El autor ficticio presentado por Lem —el Profesor W. Klopper— argumenta que cuando las construcciones arcaicas, como los prejuicios éticos y morales, se presentan como frenos y obstáculos para los adelantos científicos, no sólo se tornan obsoletas, sino, peor aún, perjudícales y nocivas para el desarrollo de la humanidad, ya que continúan manteniendo postradas a las personas y, por decirlo de alguna manera, atados a un yugo de manera innecesaria y estéril. De esta forma se pervierte y tergiversa el propósito y sentido de la cultura, que en un principio fuera positivo, pero que hoy, cuando ya no hace falta su poder paliativo dado que se cuenta con medicina de verdad, resulta perfectamente innecesario. Así podemos citar nuevamente a Lem, cuando se refiere al supuesto de no utilizar la tecnología genética tan solo por razones puramente éticas:

¡Sí, la cultura es un error! Pero sólo en el sentido en que es un error cerrar los ojos a la luz, rechazar el medicamento en la enfermedad, pedir el incienso y las ceremonias de la magia cuando un sabio médico se encuentra junto al lecho del enfermo… Tenemos que rechazar la cultura, ese sistema de prótesis, para confiarnos a la tutela de la ciencia. La ciencia nos transfigurará y nos otorgará la perfección. Y no una perfección imaginaria ni resultante de una convicción falsa, ni deducida de los sofismas de definiciones y dogmas esencialmente contradictorios y torcidos, sino puramente concreta, material, absolutamente objetiva: ¡la misma existencia será perfecta, y no sólo su teoría y su interpretación! (página 99).

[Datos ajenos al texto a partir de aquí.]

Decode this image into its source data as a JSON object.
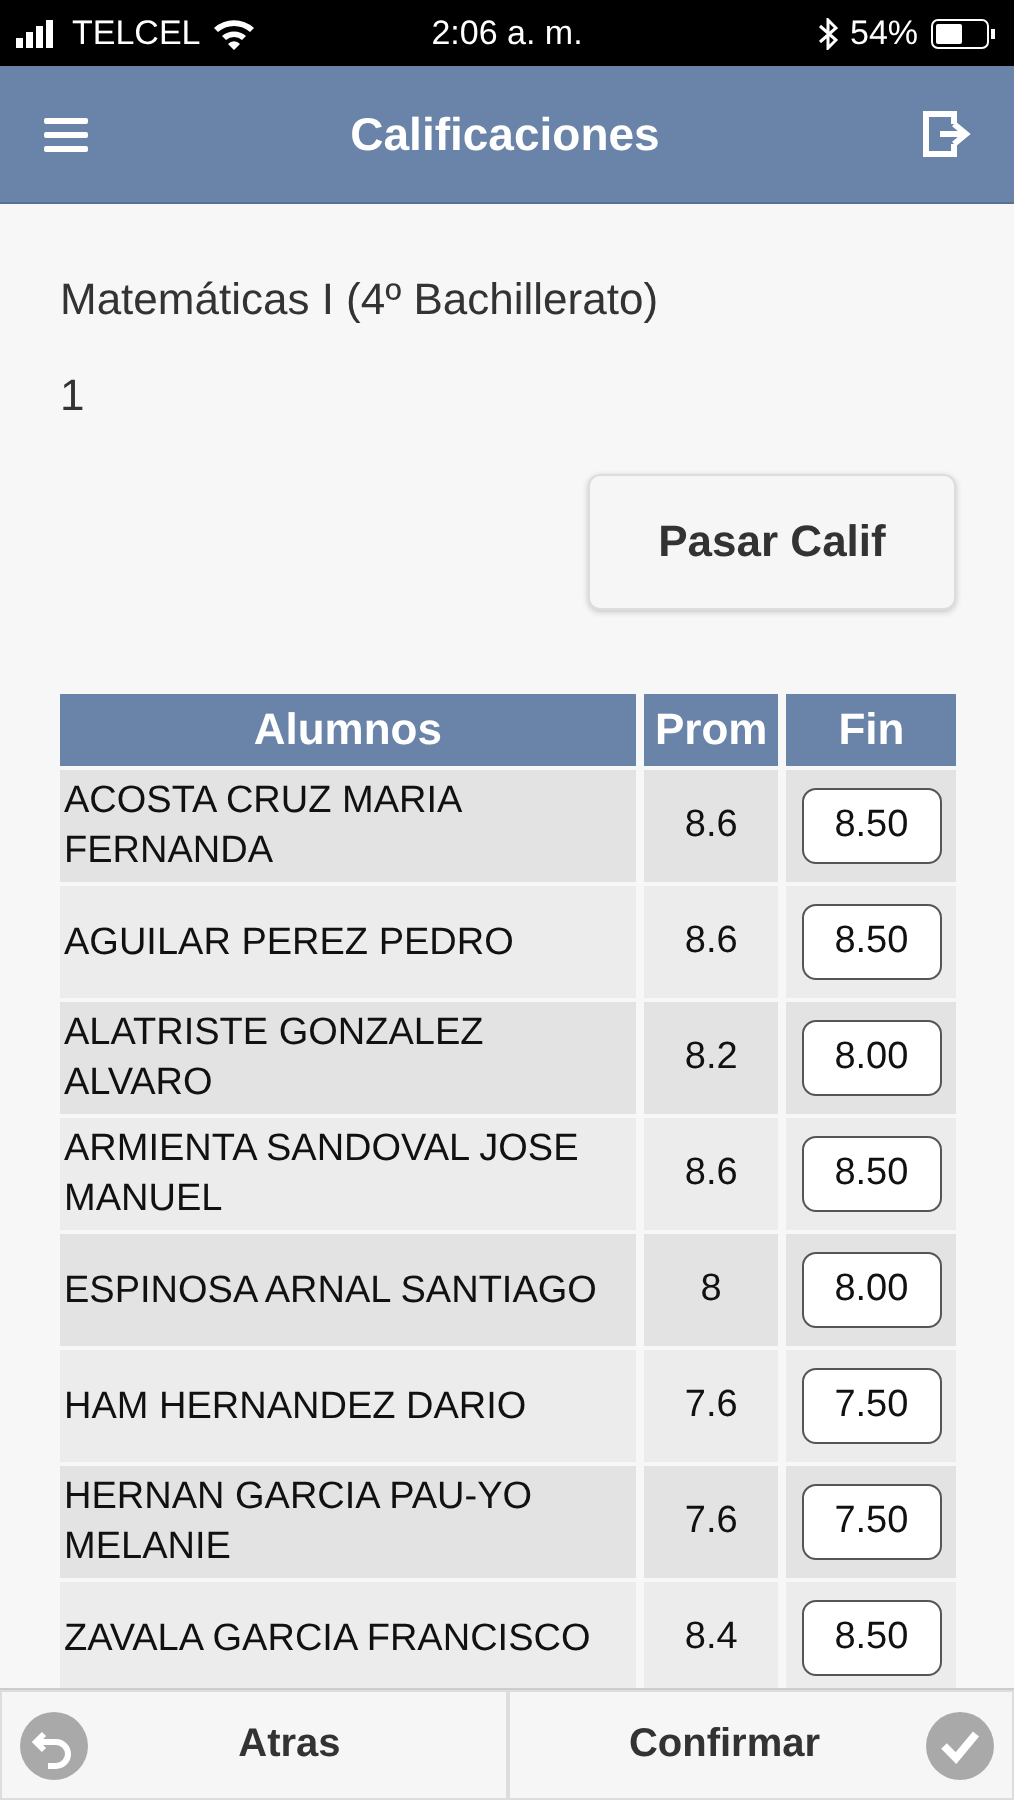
{
  "status_bar": {
    "carrier": "TELCEL",
    "time": "2:06 a. m.",
    "battery": "54%"
  },
  "header": {
    "title": "Calificaciones"
  },
  "subject": "Matemáticas I (4º Bachillerato)",
  "period": "1",
  "action_button": "Pasar Calif",
  "table": {
    "columns": [
      "Alumnos",
      "Prom",
      "Fin"
    ],
    "rows": [
      {
        "name": "ACOSTA CRUZ MARIA FERNANDA",
        "prom": "8.6",
        "fin": "8.50"
      },
      {
        "name": "AGUILAR PEREZ PEDRO",
        "prom": "8.6",
        "fin": "8.50"
      },
      {
        "name": "ALATRISTE GONZALEZ ALVARO",
        "prom": "8.2",
        "fin": "8.00"
      },
      {
        "name": "ARMIENTA SANDOVAL JOSE MANUEL",
        "prom": "8.6",
        "fin": "8.50"
      },
      {
        "name": "ESPINOSA ARNAL SANTIAGO",
        "prom": "8",
        "fin": "8.00"
      },
      {
        "name": "HAM HERNANDEZ DARIO",
        "prom": "7.6",
        "fin": "7.50"
      },
      {
        "name": "HERNAN GARCIA PAU-YO MELANIE",
        "prom": "7.6",
        "fin": "7.50"
      },
      {
        "name": "ZAVALA GARCIA FRANCISCO",
        "prom": "8.4",
        "fin": "8.50"
      }
    ]
  },
  "footer": {
    "back": "Atras",
    "confirm": "Confirmar"
  }
}
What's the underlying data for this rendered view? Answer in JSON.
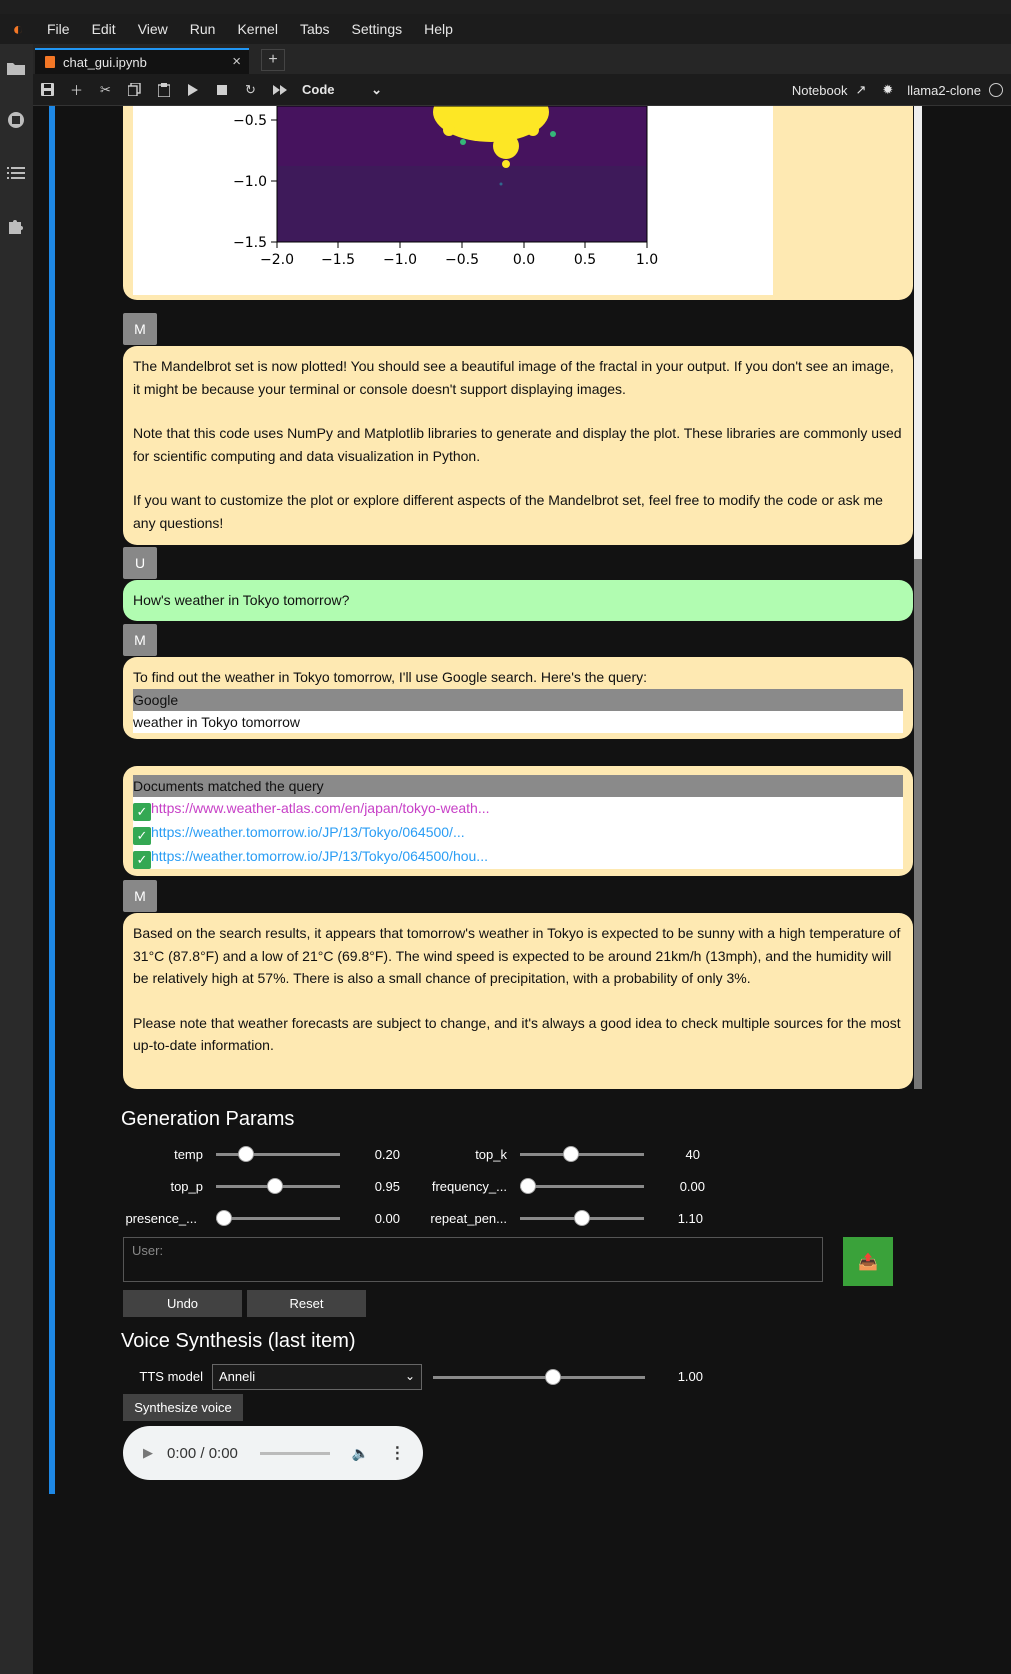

El razonamiento que realiza Stanislaw Lem con respecto a las restricciones que la cultura impone al uso y aplicación de los adelantos en biotecnología son aplicables en muchos sentidos a la situación que se vive en nuestra época de transición respecto a los organismos tecnológicamente modificados, ya que en ocasiones se restringe su desarrollo y uso en razón de situaciones en las que claramente se aprecia la supervivencia de meros prejuicios, expresados en normas coactivas, que representan una ideología y una forma particular de ver la vida más que razonamientos de peso que impidan su utilización. A este respecto no se debe de perder de vista que el derecho no es un producto de naturaleza puramente objetiva en cuya operación intervengan únicamente aspectos racionales, sino que, por el contrario, en su configuración intervienen muchos factores, emocionales e ideológicos. Desde luego, esta situación es más perceptible aún en temas a los que se suele clasificar como sensibles. Y es que no se puede minimizar el hecho de que algunas de las principales preocupaciones y objeciones que se relacionan con la manipulación genética tienen un sentido moral y ético.